Erstmals seit seinem Amtsantritt saß Schalkes Coach Huub Stevens nicht selbst auf der Trainerbank. Wegen eines Trauerfalls in der Familie. Der Holländer wurde durch Holger Gehrke vertreten. Der Kotrainer war zufrieden: "Wir haben das Selbstvertrauen, das wir uns in den letzten Spielen erarbeitet haben, mitgenommen und viel Druck gemacht. In der zweiten Halbzeit konnten wir Tempo herausnehmen", sagte Gehrke, der Stevens im Sommer nach Berlin folgt.

Schalke wirkte aggressiver und lauffreudiger.
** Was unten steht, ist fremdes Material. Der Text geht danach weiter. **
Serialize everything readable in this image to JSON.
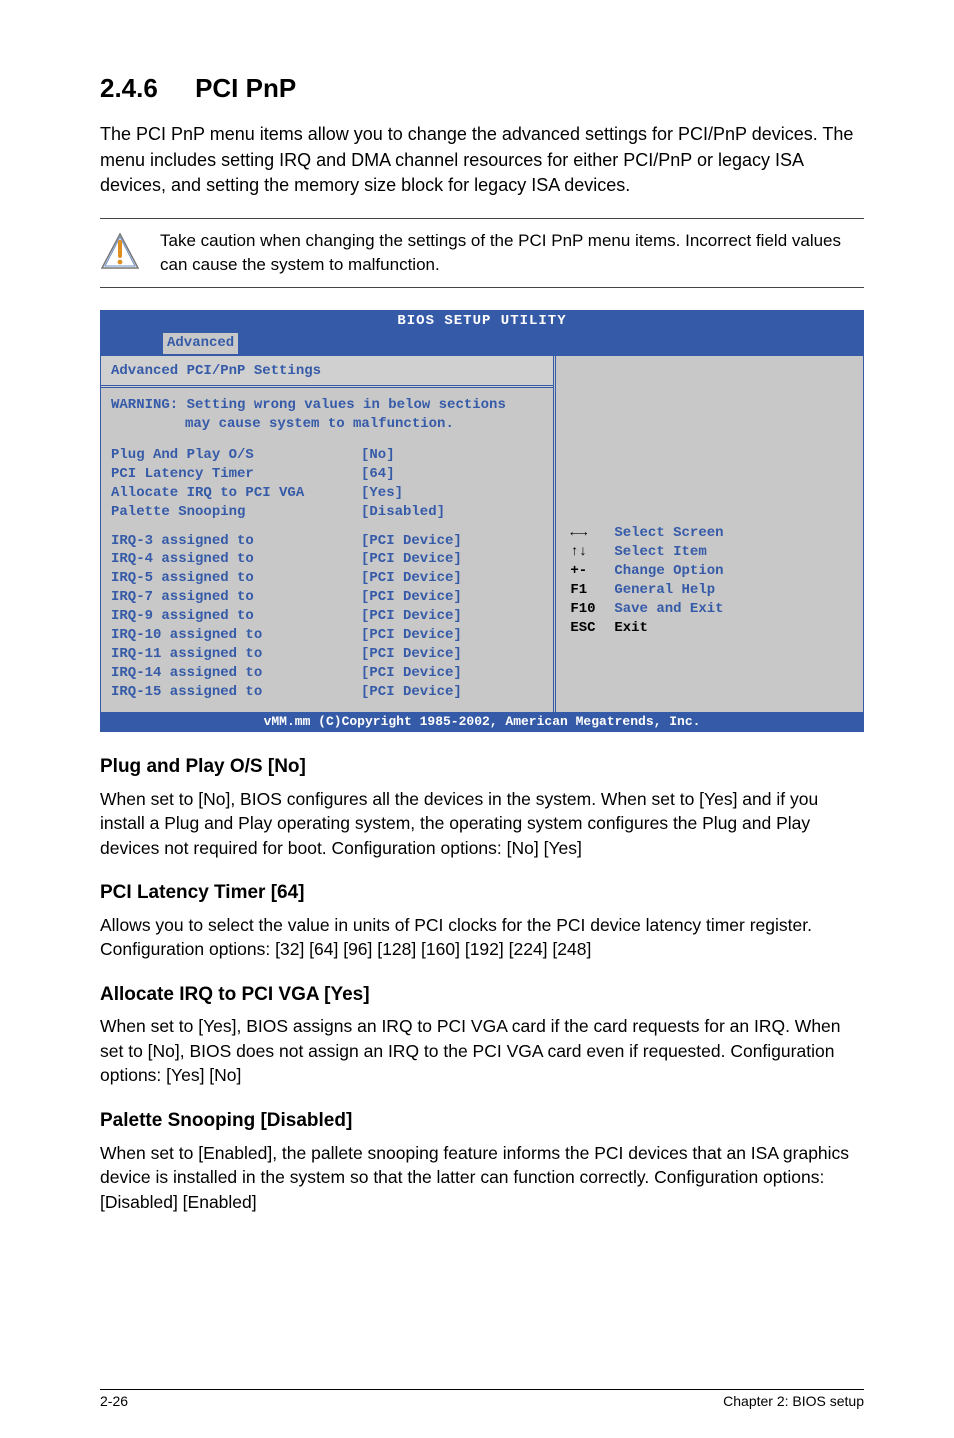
{
  "heading": {
    "num": "2.4.6",
    "title": "PCI PnP"
  },
  "intro": "The PCI PnP menu items allow you to change the advanced settings for PCI/PnP devices. The menu includes setting IRQ and DMA channel resources for either PCI/PnP or legacy ISA devices, and setting the memory size block for legacy ISA devices.",
  "caution": "Take caution when changing the settings of the PCI PnP menu items. Incorrect field values can cause the system to malfunction.",
  "bios": {
    "title": "BIOS SETUP UTILITY",
    "tab": "Advanced",
    "section_title": "Advanced PCI/PnP Settings",
    "warning_l1": "WARNING: Setting wrong values in below sections",
    "warning_l2": "may cause system to malfunction.",
    "top_settings": [
      {
        "label": "Plug And Play O/S",
        "value": "[No]"
      },
      {
        "label": "PCI Latency Timer",
        "value": "[64]"
      },
      {
        "label": "Allocate IRQ to PCI VGA",
        "value": "[Yes]"
      },
      {
        "label": "Palette Snooping",
        "value": "[Disabled]"
      }
    ],
    "irq": [
      {
        "label": "IRQ-3 assigned to",
        "value": "[PCI Device]"
      },
      {
        "label": "IRQ-4 assigned to",
        "value": "[PCI Device]"
      },
      {
        "label": "IRQ-5 assigned to",
        "value": "[PCI Device]"
      },
      {
        "label": "IRQ-7 assigned to",
        "value": "[PCI Device]"
      },
      {
        "label": "IRQ-9 assigned to",
        "value": "[PCI Device]"
      },
      {
        "label": "IRQ-10 assigned to",
        "value": "[PCI Device]"
      },
      {
        "label": "IRQ-11 assigned to",
        "value": "[PCI Device]"
      },
      {
        "label": "IRQ-14 assigned to",
        "value": "[PCI Device]"
      },
      {
        "label": "IRQ-15 assigned to",
        "value": "[PCI Device]"
      }
    ],
    "help": [
      {
        "key": "←→",
        "txt": "Select Screen"
      },
      {
        "key": "↑↓",
        "txt": "Select Item"
      },
      {
        "key": "+-",
        "txt": "Change Option"
      },
      {
        "key": "F1",
        "txt": "General Help"
      },
      {
        "key": "F10",
        "txt": "Save and Exit"
      },
      {
        "key": "ESC",
        "txt": "Exit"
      }
    ],
    "footer": "vMM.mm (C)Copyright 1985-2002, American Megatrends, Inc."
  },
  "sections": [
    {
      "h": "Plug and Play O/S [No]",
      "p": "When set to [No], BIOS configures all the devices in the system. When set to [Yes] and if you install a Plug and Play operating system, the operating system configures the Plug and Play devices not required for boot. Configuration options: [No] [Yes]"
    },
    {
      "h": "PCI Latency Timer [64]",
      "p": "Allows you to select the value in units of PCI clocks for the PCI device latency timer register. Configuration options: [32] [64] [96] [128] [160] [192] [224] [248]"
    },
    {
      "h": "Allocate IRQ to PCI VGA [Yes]",
      "p": "When set to [Yes], BIOS assigns an IRQ to PCI VGA card if the card requests for an IRQ. When set to [No], BIOS does not assign an IRQ to the PCI VGA card even if requested. Configuration options: [Yes] [No]"
    },
    {
      "h": "Palette Snooping [Disabled]",
      "p": "When set to [Enabled], the pallete snooping feature informs the PCI devices that an ISA graphics device is installed in the system so that the latter can function correctly. Configuration options: [Disabled] [Enabled]"
    }
  ],
  "footer": {
    "left": "2-26",
    "right": "Chapter 2: BIOS setup"
  }
}
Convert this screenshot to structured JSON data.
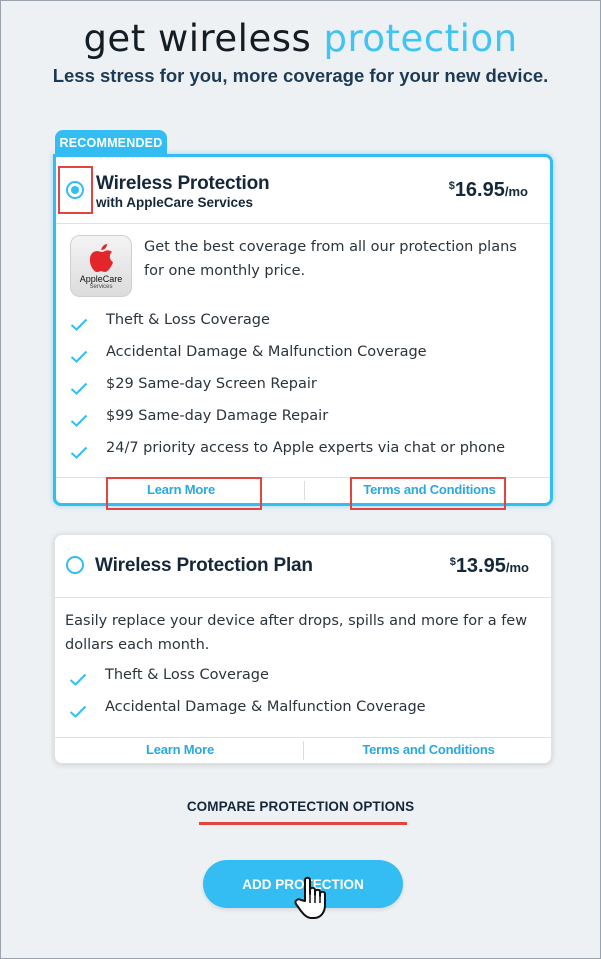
{
  "header": {
    "title_part1": "get wireless",
    "title_part2": "protection",
    "subtitle": "Less stress for you, more coverage for your new device."
  },
  "colors": {
    "accent": "#33bdf2",
    "highlight": "#e0453f",
    "text": "#15283a"
  },
  "plans": [
    {
      "badge": "RECOMMENDED",
      "selected": true,
      "name": "Wireless Protection",
      "subname": "with AppleCare Services",
      "price_currency": "$",
      "price": "16.95",
      "price_period": "/mo",
      "logo_line1": "AppleCare",
      "logo_line2": "Services",
      "description": "Get the best coverage from all our protection plans for one monthly price.",
      "features": [
        "Theft & Loss Coverage",
        "Accidental Damage & Malfunction Coverage",
        "$29 Same-day Screen Repair",
        "$99 Same-day Damage Repair",
        "24/7 priority access to Apple experts via chat or phone"
      ],
      "learn_more": "Learn More",
      "terms": "Terms and Conditions"
    },
    {
      "selected": false,
      "name": "Wireless Protection Plan",
      "price_currency": "$",
      "price": "13.95",
      "price_period": "/mo",
      "description": "Easily replace your device after drops, spills and more for a few dollars each month.",
      "features": [
        "Theft & Loss Coverage",
        "Accidental Damage & Malfunction Coverage"
      ],
      "learn_more": "Learn More",
      "terms": "Terms and Conditions"
    }
  ],
  "compare_link": "COMPARE PROTECTION OPTIONS",
  "add_button": "ADD PROTECTION",
  "icons": {
    "check": "check-icon",
    "apple": "apple-logo-icon",
    "cursor": "hand-cursor-icon"
  }
}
Freiburg erarbeitete sich in der ersten Halbzeit keine nennenswerte Torchance. "Bei den Gegentoren zum 0:2 und 0:3 haben wir ein schlechtes Abwehrverhalten gezeigt. Da war das Spiel leider schon entschieden", sagte Trainer Volker Finke. Im zweiten Durchgang änderte sich das Bild aber auch nicht. Die Freiburger boten für eine Mannschaft, die gegen den Abstieg spielt, zu wenig Gegenwehr. Schalke spielte wie im Training. Trotzdem musste Torwart Richard Golz noch einige Male eingreifen. Auf der Gegenseite verbrachte Oliver Reck in seinem 100. Bundesligaspiel für Schalke einen ruhigen Nachmittag. Dem Dach sei Dank: Wenigstens ist er dabei nicht nass geworden.